Kansas junior Devonte’ Graham followed up his breakthrough sophomore year by delivering the following numbers during the Jayhawks’ recently completed regular season.
In 31 games, all starts, Graham averaged 13.2 points, 4.3 assists and 3.3 rebounds while shooting .431 from the floor and .387 from 3-point range, all in average of 35.4 minutes per game.
By all measures, Graham’s presence in the KU lineup was a huge reason the Jayhawks won a 13th consecutive Big 12 title, finished with a 28-3 record and have entered the postseason ranked No. 1 in the country.
And, in many eyes, the aforementioned stat line is made up of all-conference type of numbers, which are very much on par with some of the very best seasons KU’s leading scorers have had under Bill Self and his balanced system.
But when you’re looking at Graham’s stats through the eyes of someone who realizes that both Josh Jackson and national player of the year Frank Mason III are on the same roster, those numbers don’t look quite as strong.
But that does not mean the junior from Raleigh, N.C., disappeared or fell short of what Kansas needed from him this season. In fact, there’s at least one person who believes just the opposite.
“I think we have seen it,” said KU coach Bill Self of Graham taking his game to another level. “I just think he's deferred a little bit. The game he had against Oklahoma State (last Saturday), (OSU senior Phil) Forte made two twos on him. The other shots he made were off switches. I think Devonte’ has elevated his game in a lot of ways. We just haven't seen it through points as much. I think he's playing well, the best ball he's played all year right now, in large part because I think he's playing both ends better.”
To Self, that was the key component of the Graham equation. Already dubbed one of the best team defenders on the KU roster, Graham has become more of a disruptive force as an individual defender, as well, while continuing to fit perfectly into the role of complementary scorer, lending support to Jackson and Mason when necessary.
He scored in double figures in 26 of KU’s 31 games, but had nearly three times as many games between 10-13 points (13) as he did of 18 points or more (five).
Also of note, in regard to Graham’s role as more of a set-up man and less of a scorer, is the fact that, in the five games in which he failed to reach double-digits in points, Graham averaged 6.4 assists and had three of his five highest assist totals of the season — 11 vs. UNC Asheville, eight at Iowa State and six at Texas Tech.
“I think he's picking his spots pretty good,” Self said.
And that’s precisely the point. Because Graham can get hot from 3-point range and put a team on his back — like he did in last season’s wins at Oklahoma and over West Virginia in the Big 12 tournament title game — the expectation was for the junior guard to come out gunning, looking to put up big-time point totals night after night.
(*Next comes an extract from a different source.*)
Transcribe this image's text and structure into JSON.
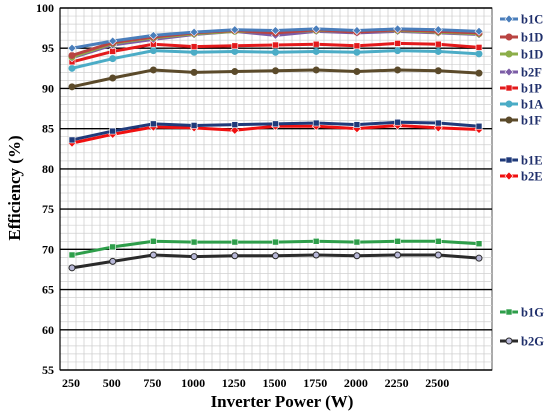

But ever the cerebral player, who plays the game with more calculation and intellect than his emotionally demonstrative demeanor might lead one to believe, Graham often has functioned like a quality quarterback running the zone read and knowing exactly when to give the ball to his play makers and also when to pull it back and handle things on his own.
The mere fact that Graham’s on-court persona includes elements of both of his personalities gives Self and the Jayhawks a feeling of calm — and one heck of a luxury — whenever Jackson or Mason struggle to get going.
“Flashes against West Virginia, flashes against Oklahoma,” Self began. “We have no chance to win those games (last season) without him. We saw that three or four times late in the season last year that I think kind of gave us a sense every game would be like that. He's had some games like that. (He) just hasn't had the opportunity to have as many.”